L’ambiance est définitivement pesante et lourde tout en étant mélodique et mélancolique, l’utilisation de nombreux cuivres sourds et les riffs de cordes graves et résonnants contribuent fortement à cette atmosphère hybride entre un Cypress Hill de Temple Of Boom et un Illmatic de Nas. L’album démarre avec le morceau éponyme sur un beat de Thayod Ausar qui présente des claquements incessants de caisses claires et quelques notes de guitare pleine de mélancolie. On retrouve cette mélancolie avec le violoncelle de Eyes May Shine qui est rehaussé par des petits sifflements au refrain et des cloches aigues pour une ambiance à la fois tragique et inquiétante. Paparazzi sample une mélodie émouvante de cordes de Barbara Streisand. On retrouve DJ Muggs sur The Foundation avec une belle boucle de piano aigu pour un morceau dédié à son fils. Les notes longues et résonnantes de Carry The Weight supporte aisément le ton dramatique et triste donné par Xzibit.
A part quelques titres légèrement en dessous, les producteurs, Thayod Ausard, DJ Muggs, E-Swift, Craig Sherrad ont réalisé un travail remarquable pour donner cette atmosphère à la fois mélancolique et austère pour que Xzibit puisse s’exprimer. La voix rauque et les punchlines brutes du rappeur contrastent parfaitement les beats pour une ambiance unique. Même si Xzibit est brut et agressif, il sait aussi être parfaitement émouvant et introspectif, ce qui correspond parfaitement à la toile de fond offerte par les producteurs. Autant dans les productions que dans l’interprétation et les lyrics, l’équilibre est très bien maitrisé. Il ne s’agit pas d’un album introspectif à proprement parlé puisque d’autres thèmes sont abordés, mais le premier essai du natif de Détroit a un côté très personnel dans l’approche.

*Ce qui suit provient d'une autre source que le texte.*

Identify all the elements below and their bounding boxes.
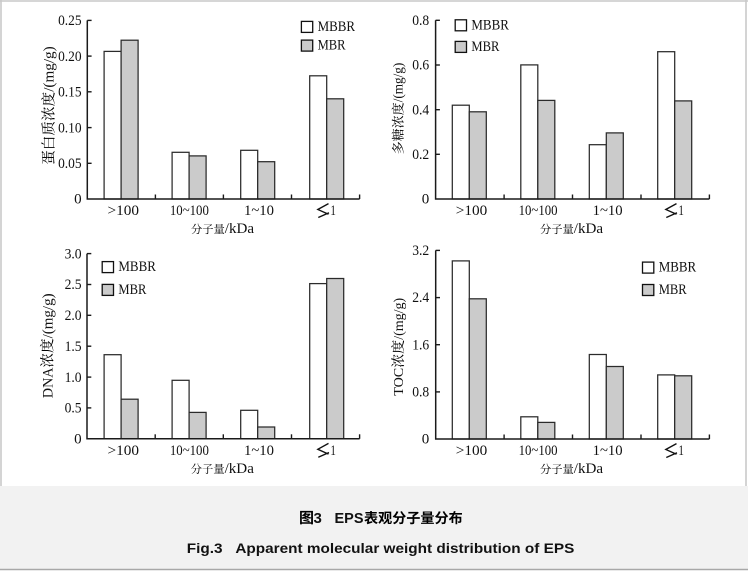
svg-text:MBR: MBR [118, 282, 146, 298]
svg-text:MBBR: MBBR [659, 260, 697, 276]
svg-text:3.2: 3.2 [412, 243, 429, 259]
svg-text:MBBR: MBBR [318, 19, 356, 35]
svg-text:2.5: 2.5 [65, 277, 82, 293]
svg-text:/kDa: /kDa [574, 461, 604, 477]
svg-text:10~100: 10~100 [170, 443, 209, 459]
svg-text:1: 1 [330, 203, 336, 219]
svg-text:1: 1 [330, 443, 336, 459]
svg-text:/kDa: /kDa [225, 221, 255, 237]
svg-text:0.8: 0.8 [412, 385, 429, 401]
svg-text:0: 0 [422, 432, 430, 448]
svg-text:1~10: 1~10 [593, 443, 623, 459]
svg-text:10~100: 10~100 [519, 443, 558, 459]
svg-text:10~100: 10~100 [519, 203, 558, 219]
svg-text:/(mg/g): /(mg/g) [40, 293, 56, 338]
svg-text:/(mg/g): /(mg/g) [391, 63, 406, 103]
svg-text:/(mg/g): /(mg/g) [392, 297, 407, 339]
svg-text:0: 0 [74, 432, 82, 448]
svg-text:1~10: 1~10 [593, 203, 623, 219]
svg-text:>100: >100 [456, 443, 488, 459]
svg-text:3: 3 [314, 510, 322, 527]
svg-text:0: 0 [74, 192, 82, 208]
svg-text:0.15: 0.15 [58, 85, 82, 101]
svg-text:1: 1 [678, 443, 684, 459]
svg-text:1~10: 1~10 [244, 203, 274, 219]
svg-text:0.05: 0.05 [58, 156, 82, 172]
svg-text:TOC: TOC [392, 368, 407, 396]
svg-text:1: 1 [678, 203, 684, 219]
svg-text:1.5: 1.5 [65, 339, 82, 355]
svg-text:EPS: EPS [335, 511, 364, 527]
svg-text:MBBR: MBBR [471, 17, 509, 33]
svg-text:Fig.3 Apparent molecular wei: Fig.3 Apparent molecular weight distribu… [187, 540, 575, 556]
svg-text:MBBR: MBBR [118, 259, 155, 275]
svg-text:DNA: DNA [40, 367, 56, 398]
svg-text:/(mg/g): /(mg/g) [42, 46, 58, 92]
svg-text:0.20: 0.20 [58, 49, 82, 65]
svg-text:0.4: 0.4 [412, 102, 429, 118]
svg-text:/kDa: /kDa [574, 221, 604, 237]
svg-text:0.6: 0.6 [412, 58, 429, 74]
svg-text:0.8: 0.8 [412, 13, 429, 29]
svg-text:0.5: 0.5 [65, 401, 82, 417]
svg-text:MBR: MBR [471, 39, 499, 55]
svg-text:1.6: 1.6 [412, 337, 429, 353]
svg-text:>100: >100 [456, 203, 488, 219]
svg-text:>100: >100 [108, 443, 140, 459]
svg-text:3.0: 3.0 [65, 246, 82, 262]
svg-text:1.0: 1.0 [65, 370, 82, 386]
svg-text:10~100: 10~100 [170, 203, 209, 219]
svg-text:2.0: 2.0 [65, 308, 82, 324]
svg-text:0.25: 0.25 [58, 13, 82, 29]
svg-text:0.10: 0.10 [58, 120, 82, 136]
svg-text:MBR: MBR [318, 38, 346, 54]
svg-text:1~10: 1~10 [244, 443, 274, 459]
svg-text:0: 0 [422, 192, 430, 208]
svg-text:>100: >100 [108, 203, 140, 219]
svg-text:2.4: 2.4 [412, 290, 429, 306]
svg-text:/kDa: /kDa [225, 461, 255, 477]
svg-text:MBR: MBR [659, 282, 687, 298]
svg-text:0.2: 0.2 [412, 147, 429, 163]
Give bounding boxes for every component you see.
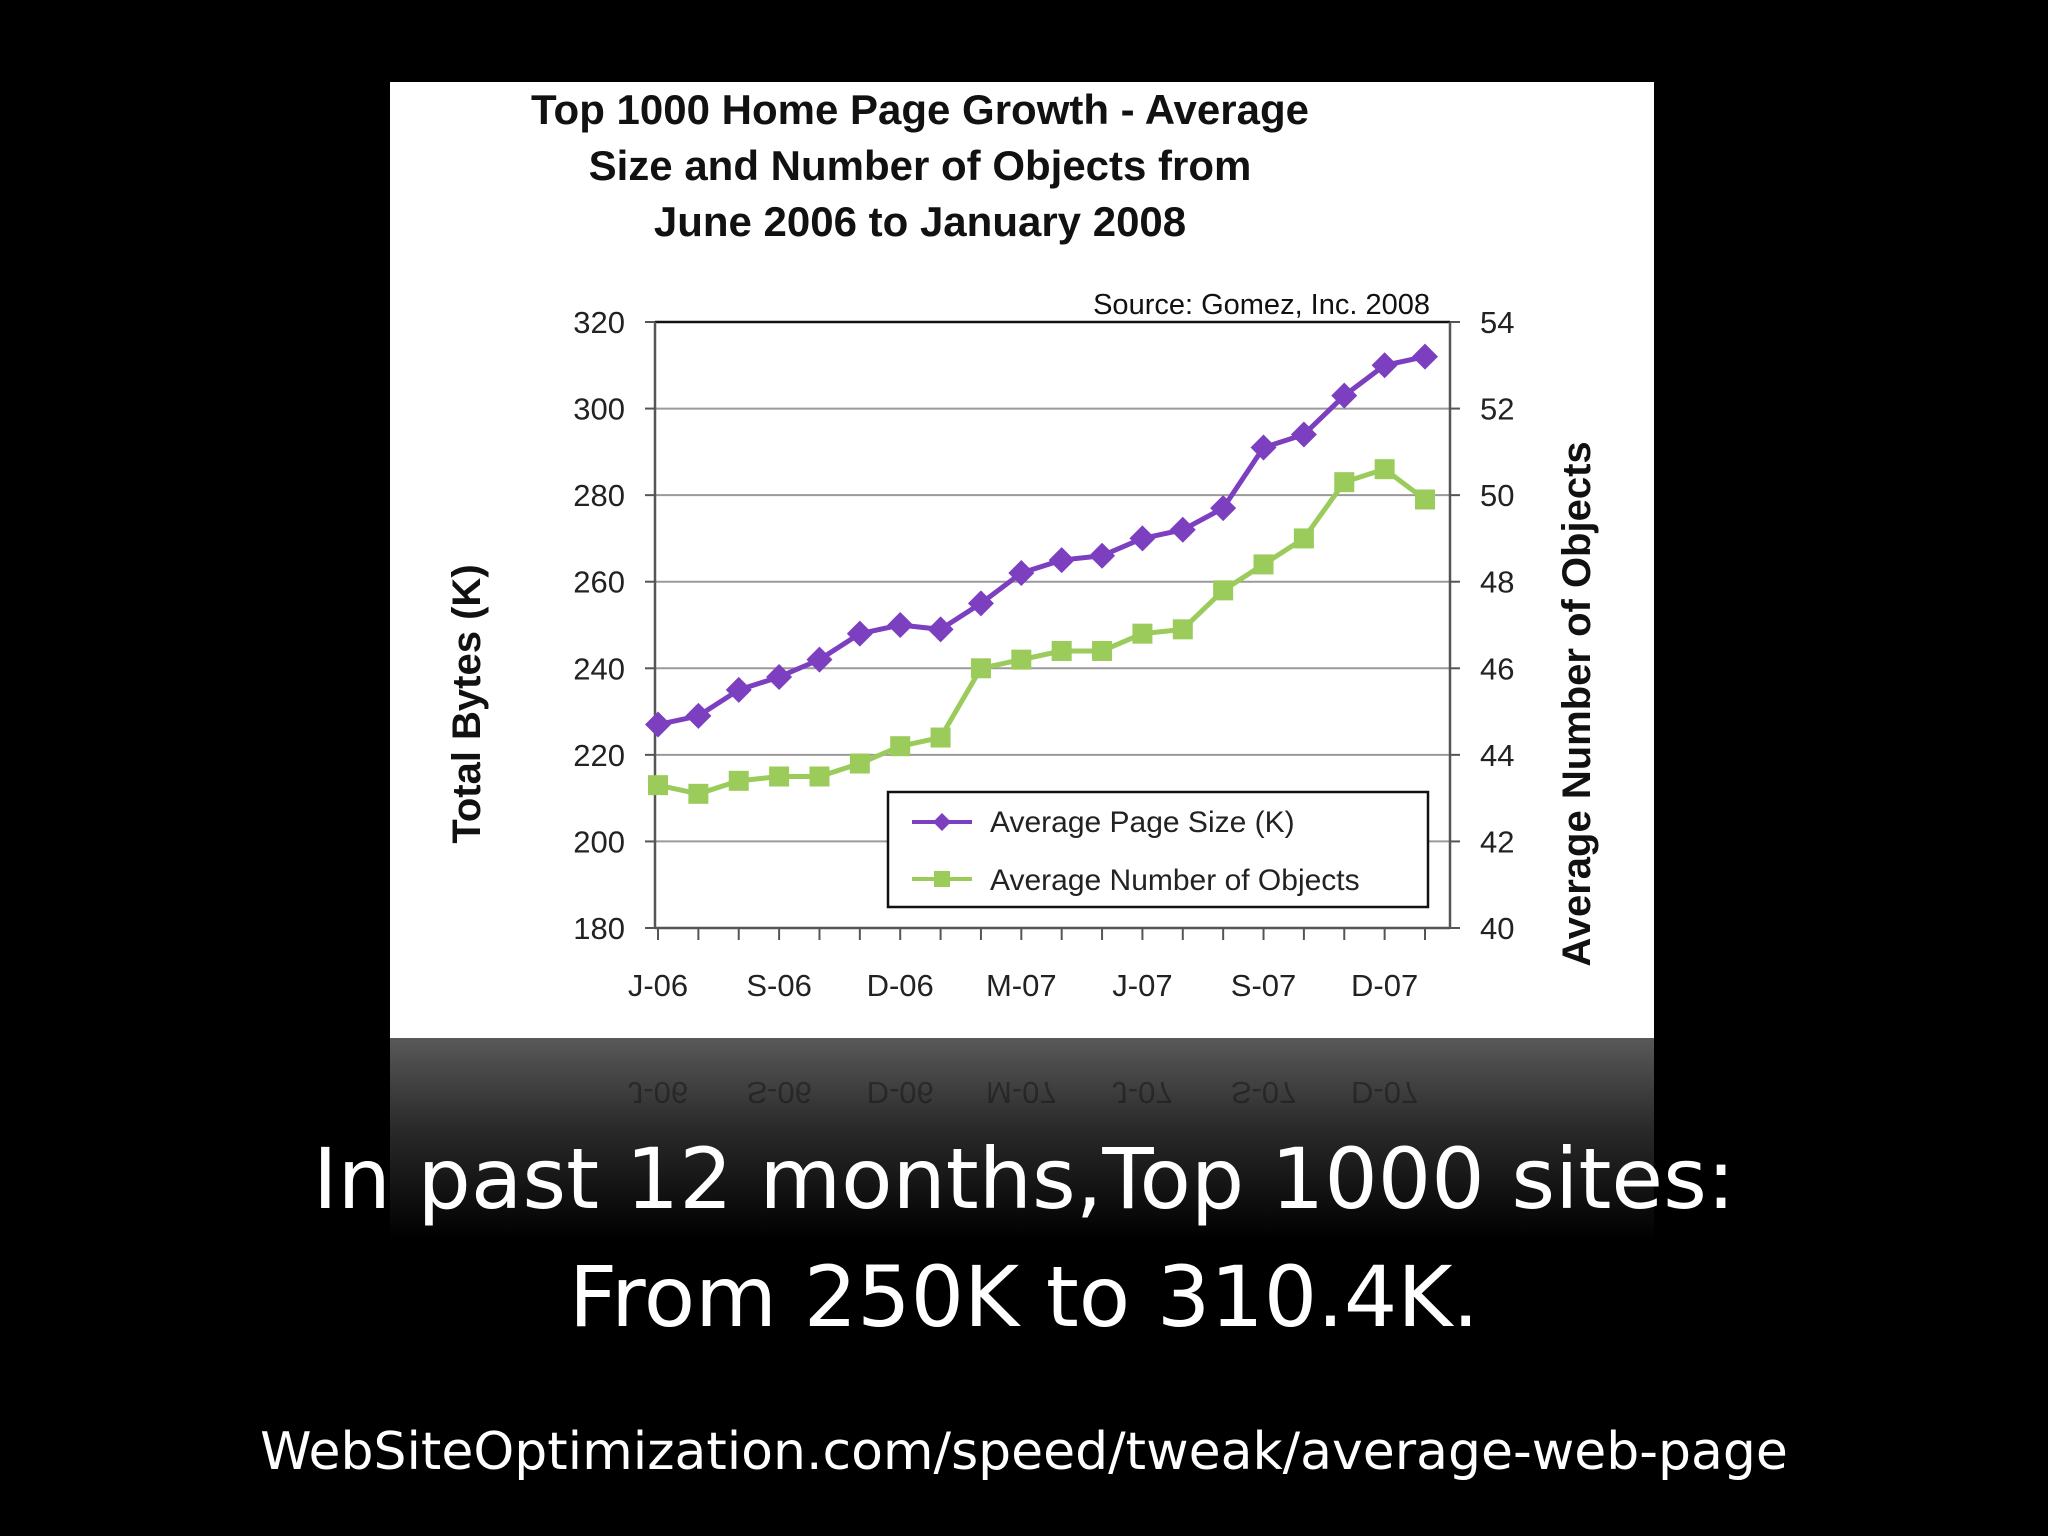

Xzibit signe un excellent premier album. Il est difficile de dire s’il s’agit de son meilleur puisqu’il prendra un nouveau tournant dans sa carrière. Les fans de la première heure auront tendance à privilégier le Xzibit des débuts, d’autres seront plus satisfaits de ses collaborations avec Dr. Dre. A mon sens, At The Speed Of Life reste son meilleur album pour son côté authentique, mais Xzibit a su rester très convaincant même dans sa période plus gangsta et West Coast banger.